1. ¹Microvascular and Molecular Neuro-oncology Laboratory, New York University School of Medicine, New York, NY, USA
2. ²Department of Pathology, New York University School of Medicine, New York, NY, USA
3. ³Division of Neuropathology, New York University School of Medicine, New York, NY, USA
4. ⁴Department of Neurosurgery, New York University School of Medicine, New York, NY, USA
5. ⁵New York University Cancer Institute, New York University School of Medicine, New York, NY, USA
6. ⁶National Cancer Institute, NIH, Frederick, MD, USA

Correspondence: Dr D Zagzag, MD, PhD, Department of Pathology, Division of Neuropathology, New York University Medical Center, 550 First Avenue, New York, NY 10016, USA. E-mail: dz4@nyu.edu

Received 14 July 2004; Revised 24 November 2004; Accepted 30 November 2004; Published online 31 January 2005.

Abstract

Invasion into surrounding brain tissue is a fundamental feature of gliomas and the major reason for treatment failure. The process of brain invasion in gliomas is not well understood. Differences in gene expression and/or gene products between invading and noninvading glioma cells may identify potential targets for new therapies. To look for genes associated with glioma invasion, we first employed Affymetrix microarray Genechip^® technology to identify genes differentially expressed in migrating glioma cells in vitro and in invading glioma cells in vivo using laser capture microdissection. We observed upregulation of a variety of genes, previously reported to be linked to glioma cell migration and invasion.

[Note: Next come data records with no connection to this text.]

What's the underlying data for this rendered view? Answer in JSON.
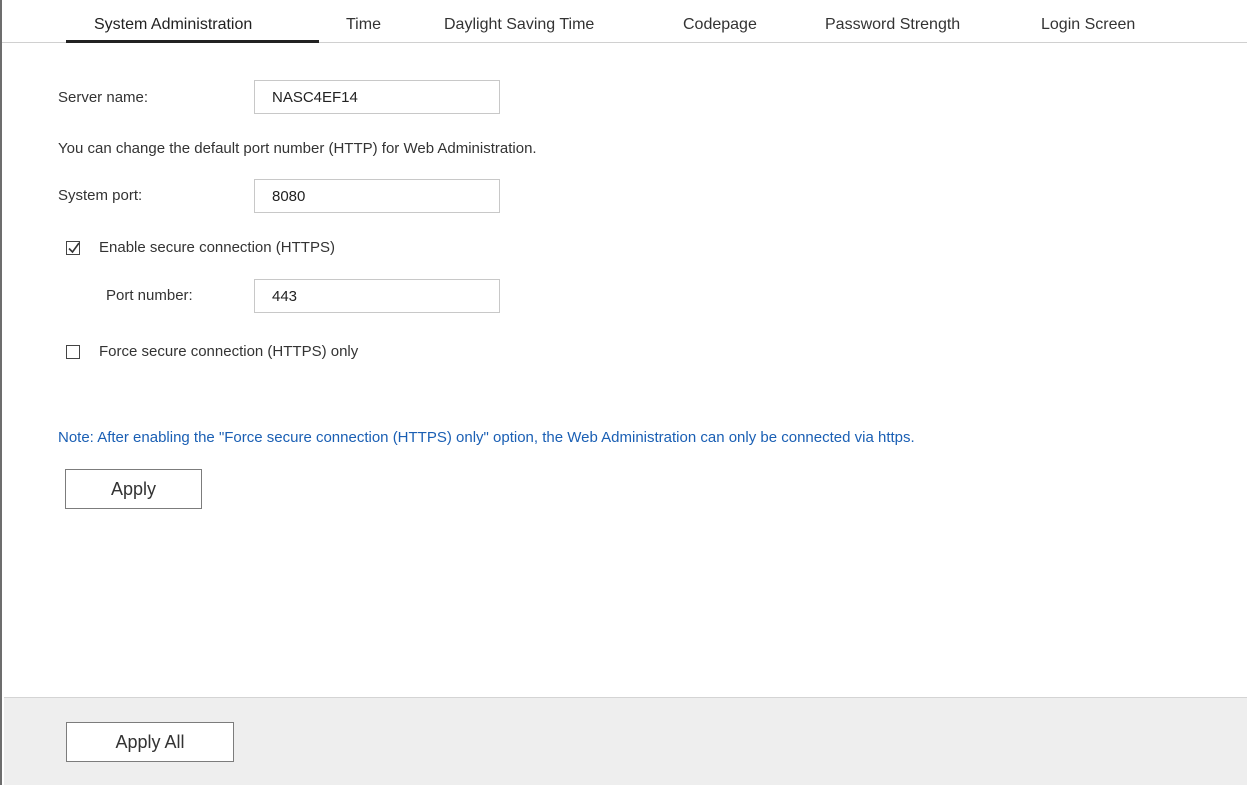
{
  "tabs": [
    {
      "label": "System Administration",
      "active": true
    },
    {
      "label": "Time"
    },
    {
      "label": "Daylight Saving Time"
    },
    {
      "label": "Codepage"
    },
    {
      "label": "Password Strength"
    },
    {
      "label": "Login Screen"
    }
  ],
  "form": {
    "server_name_label": "Server name:",
    "server_name_value": "NASC4EF14",
    "port_hint": "You can change the default port number (HTTP) for Web Administration.",
    "system_port_label": "System port:",
    "system_port_value": "8080",
    "https_label": "Enable secure connection (HTTPS)",
    "https_checked": true,
    "port_number_label": "Port number:",
    "port_number_value": "443",
    "force_https_label": "Force secure connection (HTTPS) only",
    "force_https_checked": false,
    "note": "Note: After enabling the \"Force secure connection (HTTPS) only\" option, the Web Administration can only be connected via https.",
    "apply_label": "Apply"
  },
  "footer": {
    "apply_all_label": "Apply All"
  },
  "colors": {
    "note": "#1a5fb4",
    "footer_bg": "#eeeeee",
    "active_tab_underline": "#222222"
  }
}
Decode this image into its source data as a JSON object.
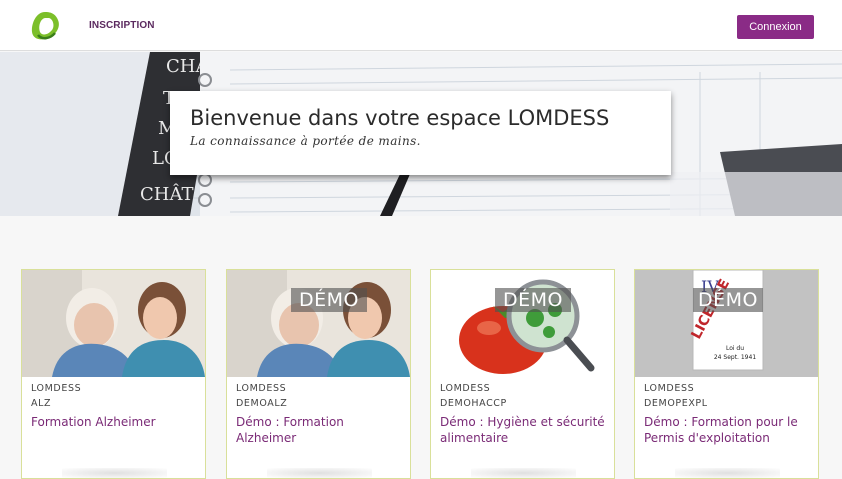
{
  "header": {
    "logo_icon": "lomdess-logo-icon",
    "nav_inscription": "INSCRIPTION",
    "login_button": "Connexion",
    "accent_color": "#8a2b86"
  },
  "banner": {
    "title": "Bienvenue dans votre espace LOMDESS",
    "subtitle": "La connaissance à portée de mains."
  },
  "cards": [
    {
      "org": "LOMDESS",
      "code": "ALZ",
      "title": "Formation Alzheimer",
      "badge": "",
      "image_icon": "caregiver-elderly-photo"
    },
    {
      "org": "LOMDESS",
      "code": "DEMOALZ",
      "title": "Démo : Formation Alzheimer",
      "badge": "DÉMO",
      "image_icon": "caregiver-elderly-photo"
    },
    {
      "org": "LOMDESS",
      "code": "DEMOHACCP",
      "title": "Démo : Hygiène et sécurité alimentaire",
      "badge": "DÉMO",
      "image_icon": "tomato-magnifier-illustration"
    },
    {
      "org": "LOMDESS",
      "code": "DEMOPEXPL",
      "title": "Démo : Formation pour le Permis d'exploitation",
      "badge": "DÉMO",
      "image_icon": "license-iv-illustration"
    }
  ],
  "license_image_text": {
    "numeral": "IV",
    "word": "LICENSE",
    "law": "Loi du",
    "date": "24 Sept. 1941"
  }
}
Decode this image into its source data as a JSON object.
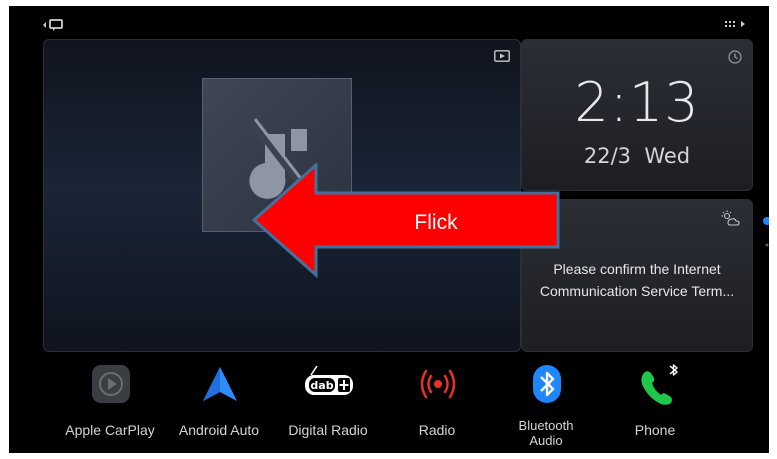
{
  "clock": {
    "time": "2:13",
    "date": "22/3  Wed"
  },
  "notice": {
    "line1": "Please confirm the Internet",
    "line2": "Communication Service Term..."
  },
  "overlay": {
    "label": "Flick"
  },
  "apps": [
    {
      "label": "Apple CarPlay",
      "icon": "carplay-icon"
    },
    {
      "label": "Android Auto",
      "icon": "android-auto-icon"
    },
    {
      "label": "Digital Radio",
      "icon": "dab-icon"
    },
    {
      "label": "Radio",
      "icon": "radio-icon"
    },
    {
      "label": "Bluetooth Audio",
      "label_line1": "Bluetooth",
      "label_line2": "Audio",
      "icon": "bluetooth-icon"
    },
    {
      "label": "Phone",
      "icon": "phone-icon"
    }
  ],
  "colors": {
    "arrow_fill": "#ff0000",
    "arrow_outline": "#41719c",
    "accent_blue": "#1e86ff",
    "radio_red": "#e8312a",
    "phone_green": "#1ec84a"
  }
}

Remarkably, major histocompatiblity complex (MHC) class I and II genes were significantly downregulated in migrating cells in vitro and in invading cells in vivo. Decreased MHC expression was confirmed in migrating glioma cells in vitro using RT-PCR and in invading glioma cells in vivo by immunohistochemical staining of human and murine glioblastomas for 2 microglobulin, a marker of MHC class I protein expression. To the best of our knowledge, this report is the first to describe the downregulation of MHC class I and II antigens in migrating and invading glioma cells, in vitro and in vivo, respectively. These results suggest that the very process of tumor invasion is associated with decreased expression of MHC antigens allowing glioma cells to invade the surrounding brain in a 'stealth'-like manner.